Arts, Humanities, and Social Studies Education (AHSS)
In this Studies Specialization, students become familiar with the
research literature on current issues in education in the arts and
aesthetics; language, literacy, and culture in education (including
writing across the curriculum and multi-cultural education); issues of
human values and their expression in literature and media; and
education in history, geography, and human culture. Students will take
one or sometimes two Area Seminars each term devoted to particular
topics in these fields, and develop an individual specialization under
the guidance of an adviser and a Studies Committee, through other
elective courses and faculty-guided independent study courses.
Students are not expected to specialize in all these areas.
Students should have a broad background knowledge of the area in which
they plan to specialize and how it fits into the wider curriculum and
then gradually specialize further in the area of their own interest,
as preparation for dissertation research.

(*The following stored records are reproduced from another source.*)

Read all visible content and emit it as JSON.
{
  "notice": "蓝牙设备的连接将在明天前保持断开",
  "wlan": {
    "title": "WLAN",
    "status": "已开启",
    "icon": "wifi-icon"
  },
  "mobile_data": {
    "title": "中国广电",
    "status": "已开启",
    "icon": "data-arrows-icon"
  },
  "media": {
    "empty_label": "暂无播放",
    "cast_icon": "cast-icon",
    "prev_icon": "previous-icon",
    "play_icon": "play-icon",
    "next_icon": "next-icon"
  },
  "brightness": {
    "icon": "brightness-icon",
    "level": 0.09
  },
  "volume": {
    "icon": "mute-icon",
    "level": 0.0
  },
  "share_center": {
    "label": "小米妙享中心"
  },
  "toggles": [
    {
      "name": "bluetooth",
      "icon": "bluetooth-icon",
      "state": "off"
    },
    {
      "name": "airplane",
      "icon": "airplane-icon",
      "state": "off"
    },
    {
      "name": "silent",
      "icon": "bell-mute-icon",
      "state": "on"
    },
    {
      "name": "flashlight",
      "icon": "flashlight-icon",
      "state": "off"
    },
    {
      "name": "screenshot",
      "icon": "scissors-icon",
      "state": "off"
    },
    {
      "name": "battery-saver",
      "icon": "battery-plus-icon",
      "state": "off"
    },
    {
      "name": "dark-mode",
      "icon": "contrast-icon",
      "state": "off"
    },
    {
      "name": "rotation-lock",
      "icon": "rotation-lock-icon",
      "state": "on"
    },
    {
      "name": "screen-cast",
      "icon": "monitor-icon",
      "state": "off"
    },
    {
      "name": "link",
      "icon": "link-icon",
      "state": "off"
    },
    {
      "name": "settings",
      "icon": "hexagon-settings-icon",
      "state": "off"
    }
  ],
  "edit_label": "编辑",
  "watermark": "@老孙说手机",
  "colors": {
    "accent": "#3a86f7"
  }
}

Area Seminars in Arts, Humanities, and Social Studies Education
(3 credits each semester)
This seminar provides opportunity for discussion of contemporary
research issues in the fields of arts, humanities, and social studies
education. Each semester one or two special topics are selected as the
focus of the work of the seminar. Prospective topics include:
- Emergent, critical, and multimedia literacies
- Home and school languages, cultures and
literacies in the urban context
- Interactions between urban schools and urban
workplaces
- Art and ritual in the cultural life of urban
schools and communities
- Aesthetic education and the cultures of the
immigrant experience
- Geographic, cultural, and historical
paradigms for curriculum
- Narrative foundations of disciplinary
discourses: curricular inquiries
AHSS
Research Focus Areas
Language, Media, and
Culture
How do students gain proficiency in, respond to, communicate and
represent knowledge, understanding, and values through multiple symbol
systems in school and society? What are the language and literacy
demands of the school curriculum and special needs of students who are
not fluent in standard English? How do new technologies expand the
range of representational options available to students and teachers,
and what are the implications for developing critical multimedia
literacies? What are the implications of a curriculum focused on
esthetic education for teacher preparation and student learning in all
subject areas?
The Roles of the
Arts, Humanities, and Social Studies Teacher
How do AHSS teachers develop identities and learn professional
roles through cultural study, assessment, definition, and
transformation, and how does this development of identities and roles
contribute to the production of pedagogical and curricular research
and reformation?
Cognition and
Understanding in AHSS Education
What are the nature and construction of knowledge in AHSS, and what
are the effects of pedagogical frames such as situated cognition,
metacognition, relational knowledge, self-regulated learning, ways of
knowing, and democratic learning in the attainment and refinement of
artistic, social, and cultural knowledge, skills, and values?
Contexts of Learning
in AHSS Education
What are the historical, cultural, economic, social, geographic,
political, technological, and institutional constraints and
opportunities for the development of group and cultural identity
(language, gender, class, ethnicity), knowledge and use of AHSS and
the assessment of AHSS schooling in the 21st century?
Pedagogical
Negotiation of Community Expectations
What new state and community expectations will AHSS pedagogy need
to negotiate given developing trends for the 21st century, including
high-stakes testing and increased credentialing, high-technology
developments in cybernetics and artificial intelligence, globalization
of political economy, and the transformation of "human nature" through
social policy developed from scientifically rationalized research?